Part 1: Set-up/observations
Part 2: Show $\Phi$ is well defined
Part 3: Show $\Phi$ is a group homomorphism
Part 4: Show $\Phi$ is surjective
Part 5: Show $\Phi$ is injective (Note: parts 4 and 5 require two lemmas whose proofs we will defer until part 5)
Part 6: Prove the two lemmas used in parts 4 and 6

Last week we showed that the map $\Phi:\mathbb{Z}\to\pi_1(S^1)$ by $n\mapsto[\omega_n]$ where $\omega_n:[0,1]\to S^1$ is the loop given by $s\mapsto (\cos{2\pi n s}, \sin{2\pi n s})$ is a group homomorphism. Today we will show that $\Phi$ is surjective.

Claim: Φ is Surjective

To prove the claim, we will need the following lemma whose proof we defer until Part 6:
 
Lemma 1 (The Path Lifting Property): For each path $f:I\to S^1$, with $f(0)=x_0$ and for each $\tilde{x_0}\in p^{-1}(x_0)$, there is a unique lift $\tilde{f}:I\to\mathbb{R}$ such that $\tilde{f}(0)=\tilde{x_0}$.
 
A couple of observations:
  • It's easy to see that a path in the helix ($\mathbb{R}$) will project down to a path in $S^1$ (we've already used this idea in Part 3).

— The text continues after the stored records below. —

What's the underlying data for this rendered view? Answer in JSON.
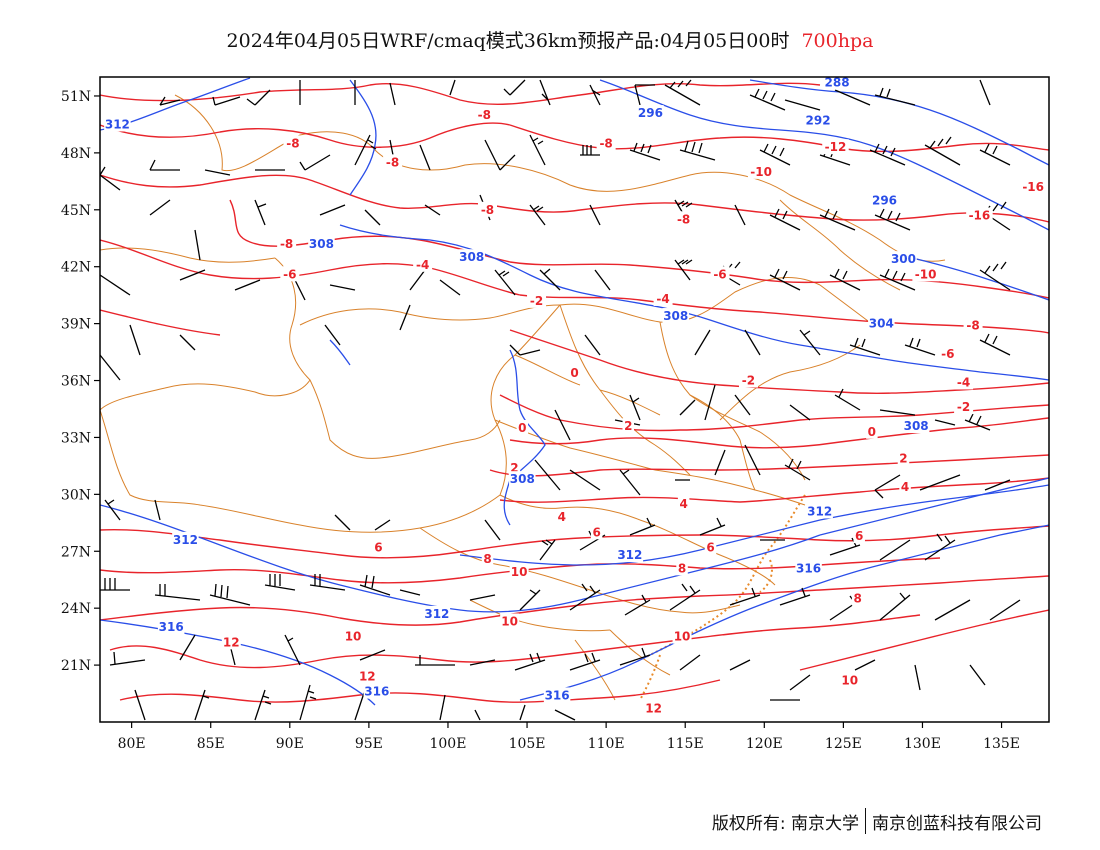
{
  "title": {
    "main": "2024年04月05日WRF/cmaq模式36km预报产品:04月05日00时",
    "level": "700hpa"
  },
  "footer": {
    "copyright": "版权所有: 南京大学",
    "company": "南京创蓝科技有限公司"
  },
  "axes": {
    "lon_labels": [
      "80E",
      "85E",
      "90E",
      "95E",
      "100E",
      "105E",
      "110E",
      "115E",
      "120E",
      "125E",
      "130E",
      "135E"
    ],
    "lat_labels": [
      "51N",
      "48N",
      "45N",
      "42N",
      "39N",
      "36N",
      "33N",
      "30N",
      "27N",
      "24N",
      "21N"
    ]
  },
  "map": {
    "lon_range": [
      78,
      138
    ],
    "lat_range": [
      18,
      52
    ],
    "temperature_color": "#e8242b",
    "height_color": "#2a4ee8",
    "boundary_color": "#d9822b",
    "wind_barb_color": "#000000",
    "temperature_labels": [
      {
        "text": "-8",
        "lon": 90.2,
        "lat": 48.5
      },
      {
        "text": "-8",
        "lon": 96.5,
        "lat": 47.5
      },
      {
        "text": "-8",
        "lon": 102.3,
        "lat": 50.0
      },
      {
        "text": "-8",
        "lon": 110.0,
        "lat": 48.5
      },
      {
        "text": "-12",
        "lon": 124.5,
        "lat": 48.3
      },
      {
        "text": "-10",
        "lon": 119.8,
        "lat": 47.0
      },
      {
        "text": "-8",
        "lon": 102.5,
        "lat": 45.0
      },
      {
        "text": "-8",
        "lon": 114.9,
        "lat": 44.5
      },
      {
        "text": "-8",
        "lon": 89.8,
        "lat": 43.2
      },
      {
        "text": "-16",
        "lon": 133.6,
        "lat": 44.7
      },
      {
        "text": "-16",
        "lon": 137.0,
        "lat": 46.2
      },
      {
        "text": "-4",
        "lon": 98.4,
        "lat": 42.1
      },
      {
        "text": "-6",
        "lon": 117.2,
        "lat": 41.6
      },
      {
        "text": "-6",
        "lon": 90.0,
        "lat": 41.6
      },
      {
        "text": "-10",
        "lon": 130.2,
        "lat": 41.6
      },
      {
        "text": "-2",
        "lon": 105.6,
        "lat": 40.2
      },
      {
        "text": "-4",
        "lon": 113.6,
        "lat": 40.3
      },
      {
        "text": "-8",
        "lon": 133.2,
        "lat": 38.9
      },
      {
        "text": "-6",
        "lon": 131.6,
        "lat": 37.4
      },
      {
        "text": "0",
        "lon": 108.0,
        "lat": 36.4
      },
      {
        "text": "-2",
        "lon": 119.0,
        "lat": 36.0
      },
      {
        "text": "-4",
        "lon": 132.6,
        "lat": 35.9
      },
      {
        "text": "-2",
        "lon": 132.6,
        "lat": 34.6
      },
      {
        "text": "0",
        "lon": 104.7,
        "lat": 33.5
      },
      {
        "text": "2",
        "lon": 111.4,
        "lat": 33.6
      },
      {
        "text": "0",
        "lon": 126.8,
        "lat": 33.3
      },
      {
        "text": "2",
        "lon": 104.2,
        "lat": 31.4
      },
      {
        "text": "2",
        "lon": 128.8,
        "lat": 31.9
      },
      {
        "text": "4",
        "lon": 128.9,
        "lat": 30.4
      },
      {
        "text": "4",
        "lon": 107.2,
        "lat": 28.8
      },
      {
        "text": "4",
        "lon": 114.9,
        "lat": 29.5
      },
      {
        "text": "6",
        "lon": 109.4,
        "lat": 28.0
      },
      {
        "text": "6",
        "lon": 95.6,
        "lat": 27.2
      },
      {
        "text": "6",
        "lon": 126.0,
        "lat": 27.8
      },
      {
        "text": "6",
        "lon": 116.6,
        "lat": 27.2
      },
      {
        "text": "8",
        "lon": 102.5,
        "lat": 26.6
      },
      {
        "text": "8",
        "lon": 114.8,
        "lat": 26.1
      },
      {
        "text": "8",
        "lon": 125.9,
        "lat": 24.5
      },
      {
        "text": "10",
        "lon": 104.5,
        "lat": 25.9
      },
      {
        "text": "10",
        "lon": 103.9,
        "lat": 23.3
      },
      {
        "text": "10",
        "lon": 114.8,
        "lat": 22.5
      },
      {
        "text": "10",
        "lon": 94.0,
        "lat": 22.5
      },
      {
        "text": "10",
        "lon": 125.4,
        "lat": 20.2
      },
      {
        "text": "12",
        "lon": 86.3,
        "lat": 22.2
      },
      {
        "text": "12",
        "lon": 94.9,
        "lat": 20.4
      },
      {
        "text": "12",
        "lon": 113.0,
        "lat": 18.7
      }
    ],
    "height_labels": [
      {
        "text": "288",
        "lon": 124.6,
        "lat": 51.7
      },
      {
        "text": "296",
        "lon": 112.8,
        "lat": 50.1
      },
      {
        "text": "292",
        "lon": 123.4,
        "lat": 49.7
      },
      {
        "text": "312",
        "lon": 79.1,
        "lat": 49.5
      },
      {
        "text": "296",
        "lon": 127.6,
        "lat": 45.5
      },
      {
        "text": "308",
        "lon": 92.0,
        "lat": 43.2
      },
      {
        "text": "308",
        "lon": 101.5,
        "lat": 42.5
      },
      {
        "text": "300",
        "lon": 128.8,
        "lat": 42.4
      },
      {
        "text": "308",
        "lon": 114.4,
        "lat": 39.4
      },
      {
        "text": "304",
        "lon": 127.4,
        "lat": 39.0
      },
      {
        "text": "308",
        "lon": 129.6,
        "lat": 33.6
      },
      {
        "text": "308",
        "lon": 104.7,
        "lat": 30.8
      },
      {
        "text": "312",
        "lon": 123.5,
        "lat": 29.1
      },
      {
        "text": "312",
        "lon": 83.4,
        "lat": 27.6
      },
      {
        "text": "312",
        "lon": 111.5,
        "lat": 26.8
      },
      {
        "text": "316",
        "lon": 122.8,
        "lat": 26.1
      },
      {
        "text": "312",
        "lon": 99.3,
        "lat": 23.7
      },
      {
        "text": "316",
        "lon": 82.5,
        "lat": 23.0
      },
      {
        "text": "316",
        "lon": 95.5,
        "lat": 19.6
      },
      {
        "text": "316",
        "lon": 106.9,
        "lat": 19.4
      }
    ]
  }
}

Lemma 1 tells us that the converse is true too! That is, given a path $f$ 'downstairs' in $S^1$ that starts at $x_0$, and given a lift $\tilde{x_0}$ of $x_0$, there is a path $\tilde{f}$ 'upstairs' in $\mathbb{R}$ starting at $\tilde{x_0}$ that projects down to $f$.
  • Notice the set $p^{-1}(x_0)$ is infinite! So the lemma says that if you fix an $\tilde{x_0}\in p^{-1}(x_0)$ (we call this a point in the "fiber" above $x_0$), then there is a map $\tilde{f}:I\to\mathbb{R}$ which takes $0$ to that $\tilde{x_0}$.
We will assume Lemma 1 for now and will proceed to show $\Phi$ is onto.

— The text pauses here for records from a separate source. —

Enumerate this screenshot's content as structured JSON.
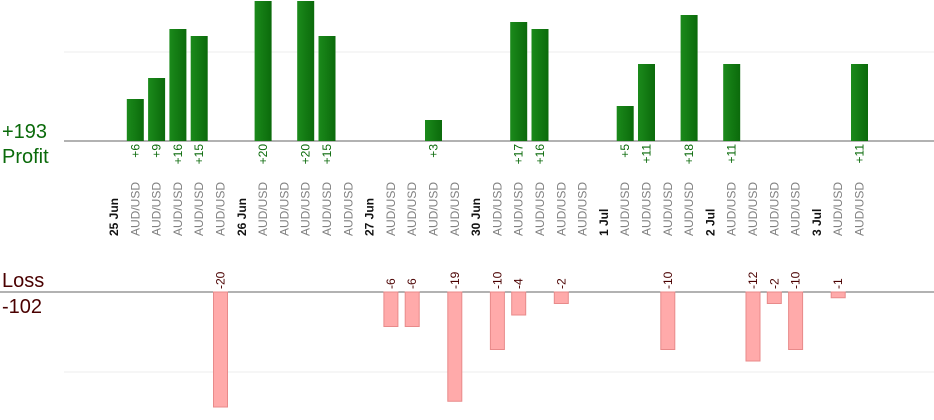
{
  "chart_data": {
    "type": "bar",
    "profit": {
      "label": "Profit",
      "total": "+193"
    },
    "loss": {
      "label": "Loss",
      "total": "-102"
    },
    "colors": {
      "profit": "#0b6a0b",
      "profit_text": "#0a6a0a",
      "loss": "#ffaaaa",
      "loss_stroke": "#e88a8a",
      "loss_text": "#4a0000"
    },
    "category_label": "AUD/USD",
    "categories": [
      "25 Jun",
      "AUD/USD",
      "AUD/USD",
      "AUD/USD",
      "AUD/USD",
      "AUD/USD",
      "26 Jun",
      "AUD/USD",
      "AUD/USD",
      "AUD/USD",
      "AUD/USD",
      "AUD/USD",
      "27 Jun",
      "AUD/USD",
      "AUD/USD",
      "AUD/USD",
      "AUD/USD",
      "30 Jun",
      "AUD/USD",
      "AUD/USD",
      "AUD/USD",
      "AUD/USD",
      "AUD/USD",
      "1 Jul",
      "AUD/USD",
      "AUD/USD",
      "AUD/USD",
      "AUD/USD",
      "2 Jul",
      "AUD/USD",
      "AUD/USD",
      "AUD/USD",
      "AUD/USD",
      "3 Jul",
      "AUD/USD",
      "AUD/USD"
    ],
    "profit_values": [
      null,
      6,
      9,
      16,
      15,
      null,
      null,
      20,
      null,
      20,
      15,
      null,
      null,
      null,
      null,
      3,
      null,
      null,
      null,
      17,
      16,
      null,
      null,
      null,
      5,
      11,
      null,
      18,
      null,
      11,
      null,
      null,
      null,
      null,
      null,
      11
    ],
    "profit_labels": [
      null,
      "+6",
      "+9",
      "+16",
      "+15",
      null,
      null,
      "+20",
      null,
      "+20",
      "+15",
      null,
      null,
      null,
      null,
      "+3",
      null,
      null,
      null,
      "+17",
      "+16",
      null,
      null,
      null,
      "+5",
      "+11",
      null,
      "+18",
      null,
      "+11",
      null,
      null,
      null,
      null,
      null,
      "+11"
    ],
    "loss_values": [
      null,
      null,
      null,
      null,
      null,
      -20,
      null,
      null,
      null,
      null,
      null,
      null,
      null,
      -6,
      -6,
      null,
      -19,
      null,
      -10,
      -4,
      null,
      -2,
      null,
      null,
      null,
      null,
      -10,
      null,
      null,
      null,
      -12,
      -2,
      -10,
      null,
      -1,
      null
    ],
    "loss_labels": [
      null,
      null,
      null,
      null,
      null,
      "-20",
      null,
      null,
      null,
      null,
      null,
      null,
      null,
      "-6",
      "-6",
      null,
      "-19",
      null,
      "-10",
      "-4",
      null,
      "-2",
      null,
      null,
      null,
      null,
      "-10",
      null,
      null,
      null,
      "-12",
      "-2",
      "-10",
      null,
      "-1",
      null
    ],
    "grid": true
  }
}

Let $[f]\in\pi_1(S^1)$ be the path-homotopy class* of some loop in $S^1$ and pick a representative $f:I\to S^1$ with base point $(1,0)=f(0)=f(1)$. We wish to show that there is an $n\in\mathbb{Z}$ such that $\Phi(n)=[f]$, i.e. such that $f\simeq \omega_n$ for some $n$.

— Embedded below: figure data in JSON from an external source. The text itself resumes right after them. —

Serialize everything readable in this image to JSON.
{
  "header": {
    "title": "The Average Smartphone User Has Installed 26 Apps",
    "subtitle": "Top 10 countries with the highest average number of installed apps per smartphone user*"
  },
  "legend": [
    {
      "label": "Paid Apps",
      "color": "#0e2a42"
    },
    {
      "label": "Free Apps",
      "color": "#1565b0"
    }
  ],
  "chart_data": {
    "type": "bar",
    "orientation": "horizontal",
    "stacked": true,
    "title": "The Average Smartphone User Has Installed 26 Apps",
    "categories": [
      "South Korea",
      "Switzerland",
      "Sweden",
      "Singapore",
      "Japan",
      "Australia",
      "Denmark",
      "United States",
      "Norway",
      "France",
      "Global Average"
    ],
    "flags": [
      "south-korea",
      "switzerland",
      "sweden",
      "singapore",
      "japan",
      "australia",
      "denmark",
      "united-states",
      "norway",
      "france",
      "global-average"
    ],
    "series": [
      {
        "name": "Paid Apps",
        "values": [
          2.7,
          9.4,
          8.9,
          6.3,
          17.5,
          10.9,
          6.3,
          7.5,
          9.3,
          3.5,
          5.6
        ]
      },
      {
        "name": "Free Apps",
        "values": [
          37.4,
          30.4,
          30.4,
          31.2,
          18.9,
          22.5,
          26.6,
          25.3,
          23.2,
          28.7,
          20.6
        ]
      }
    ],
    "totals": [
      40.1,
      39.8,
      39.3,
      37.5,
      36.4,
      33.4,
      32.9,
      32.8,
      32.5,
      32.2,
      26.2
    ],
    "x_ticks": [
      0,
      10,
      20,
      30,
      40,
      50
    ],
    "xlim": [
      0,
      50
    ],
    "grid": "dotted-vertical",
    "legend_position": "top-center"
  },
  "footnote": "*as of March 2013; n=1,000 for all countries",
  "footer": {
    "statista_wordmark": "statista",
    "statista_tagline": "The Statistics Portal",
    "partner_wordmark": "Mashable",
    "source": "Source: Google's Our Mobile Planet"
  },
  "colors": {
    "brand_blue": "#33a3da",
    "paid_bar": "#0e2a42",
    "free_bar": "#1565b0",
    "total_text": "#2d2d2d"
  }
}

To this end, begin by observing that $0\in p^{-1}(1,0)=\mathbb{Z}$. Hence by Lemma 1, there is a unique lift $\tilde{f}:I\to\mathbb{R}$ such that $\tilde{f}(0)=0$. Now since $$(p\circ \tilde{f})(1)=f(1)=(1,0)\in S^1,$$ we see that $\tilde{f}(1)$ must be an integer. In other words, $\tilde{f}$ is a path from $0$ to $n$ for some integer $n$. (In the picture below, $\tilde{f}$ is the red path and $n=3$.)
 
 
Thus $\tilde{f}\underset{F}{\simeq} \widetilde{\omega}_n$ for some homotopy $F$** and so $$f= p\circ\tilde{f}\;\underset{p\circ F}{\simeq}\; p\circ\widetilde{\omega}_n=\omega_n. $$ With this we conclude $[f]=[\omega_n]=\Phi(n)$ and so $\Phi$ is surjective.

Next time, we will prove $\Phi$ is one to one.

 

 
Footnotes:

* Just as a reminder, two paths $f$ and $g$ are path homotopic if they are homotopic and if their starting/ending points are the same.

** They are homotopic and not equal because $\tilde{f}$ isn't necessarily the straight line $\widetilde{\omega}_n(s)=ns$ for $s\in[0,1]$.